I probably admire Chomsky more than any other critic. Imagine he
came to talk to our nowhere campus, something which many left-
wing stars would have never done, 'cause they believe they'll get a
higher (personal) marginal return speaking to the workers teaching
at Yale, Princeton and Chicago. But Chomsky is too strong a
supporter in open discussion to censor any criticism of something
he did/said among the millions of other good things he has done.
So I don't feel bad citing Alain Finkielkraut's *The Future of a
Negation, Reflections on the Question of Genocide*: "...in this
conversation between Chomsky and Debray, the argumentation
moved up a notch: the American linguist figured the number of
victims of Khmer Rouge repression to be one hundred thousand.

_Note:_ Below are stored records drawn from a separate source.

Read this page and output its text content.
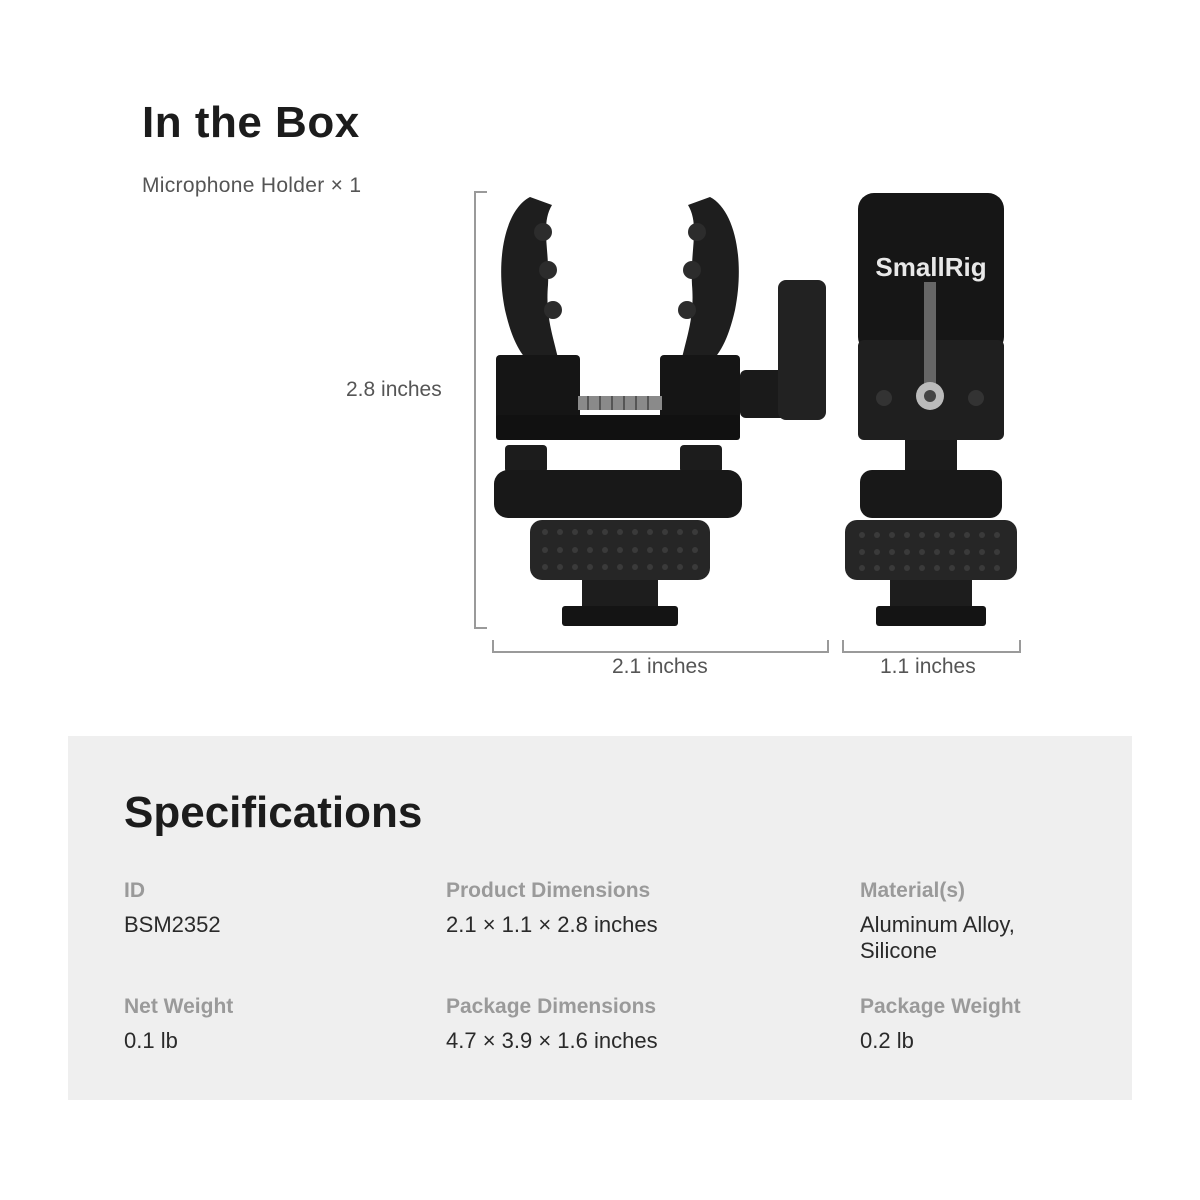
In the Box
Microphone Holder × 1
SmallRig
2.8 inches
2.1 inches	1.1 inches
Specifications
ID
BSM2352
Product Dimensions
2.1 × 1.1 × 2.8 inches
Material(s)
Aluminum Alloy,
Silicone
Net Weight
0.1 lb
Package Dimensions
4.7 × 3.9 × 1.6 inches
Package Weight
0.2 lb
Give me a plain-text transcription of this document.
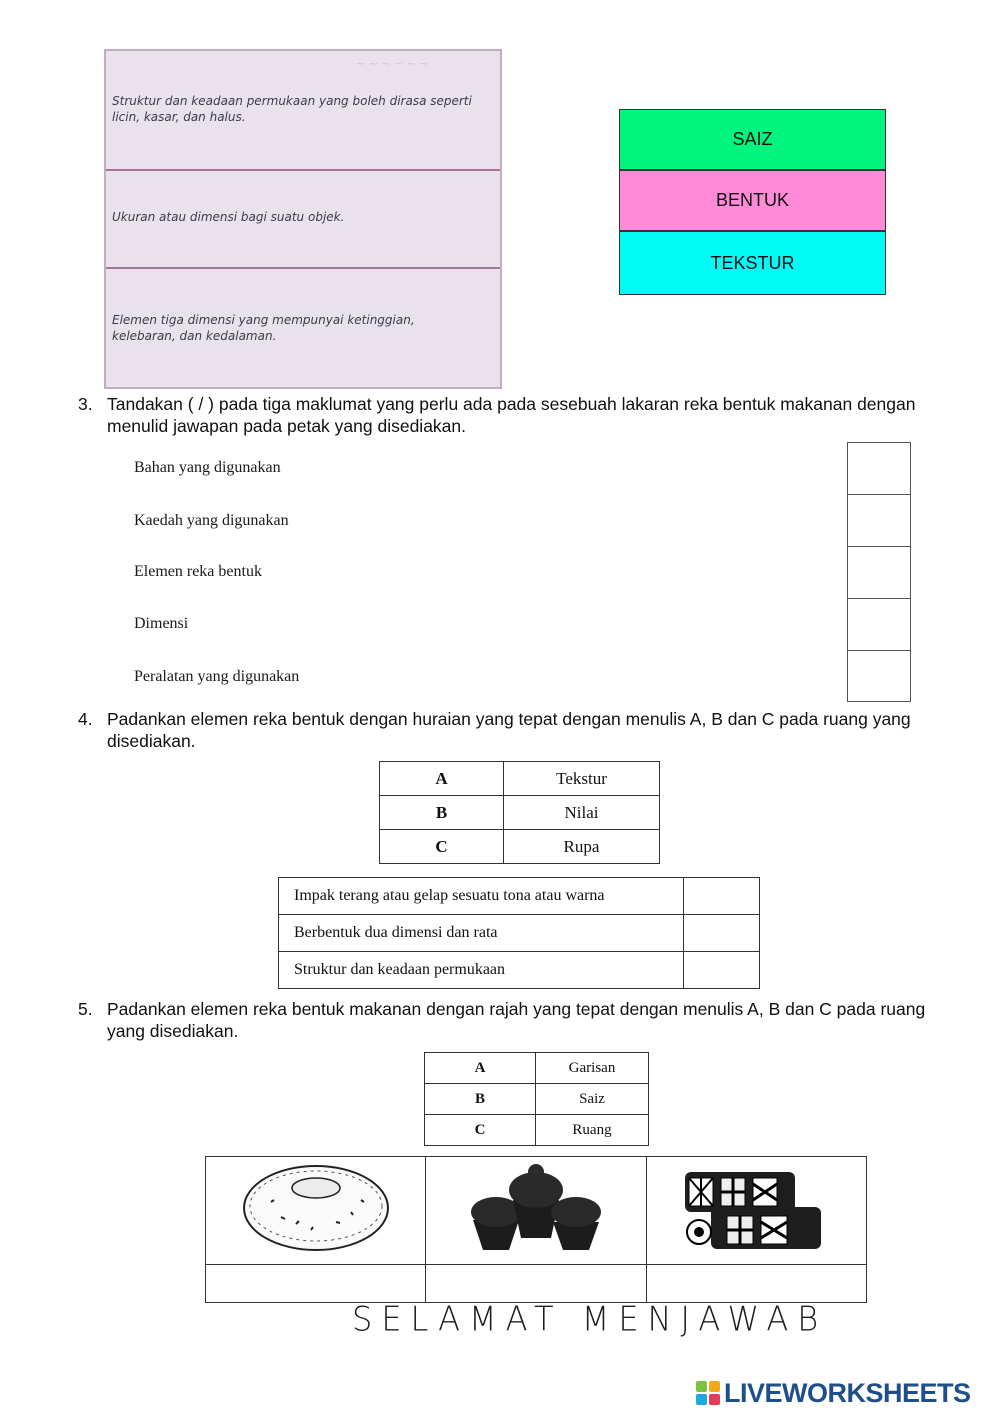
~ ~ ~ ~ ~ ~

Struktur dan keadaan permukaan yang boleh dirasa seperti licin, kasar, dan halus.

Ukuran atau dimensi bagi suatu objek.

Elemen tiga dimensi yang mempunyai ketinggian, kelebaran, dan kedalaman.

SAIZ
BENTUK
TEKSTUR
3. Tandakan ( / ) pada tiga maklumat yang perlu ada pada sesebuah lakaran reka bentuk makanan dengan menulid jawapan pada petak yang disediakan.
Bahan yang digunakan
Kaedah yang digunakan
Elemen reka bentuk
Dimensi
Peralatan yang digunakan
4. Padankan elemen reka bentuk dengan huraian yang tepat dengan menulis A, B dan C pada ruang yang disediakan.
A	Tekstur
B	Nilai
C	Rupa
Impak terang atau gelap sesuatu tona atau warna	
Berbentuk dua dimensi dan rata	
Struktur dan keadaan permukaan	
5. Padankan elemen reka bentuk makanan dengan rajah yang tepat dengan menulis A, B dan C pada ruang yang disediakan.
A	Garisan
B	Saiz
C	Ruang

SELAMAT MENJAWAB
LIVEWORKSHEETS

'And', he added, 'we should probably take into account local
reprisals by peasants'. In other words the Cambodian regime was
probably not exactly heaven on earth, but it was in vain that its
leaders said, 'The revolution needs only a million and a half to two
Cambodians to build the country'. They were innocent of the
principal crime of which they were accused, that of having reduced
their people to slavery, having let the unfit die, and having
annihilated everyone who on the basis of culture or parentage was
denied acccess into the kingdom of the New Man. And if they were
innocent, it was precisely because the [western] media judged
them to be guilty. The absence of genocide was attested to by its
presence in the images from the news."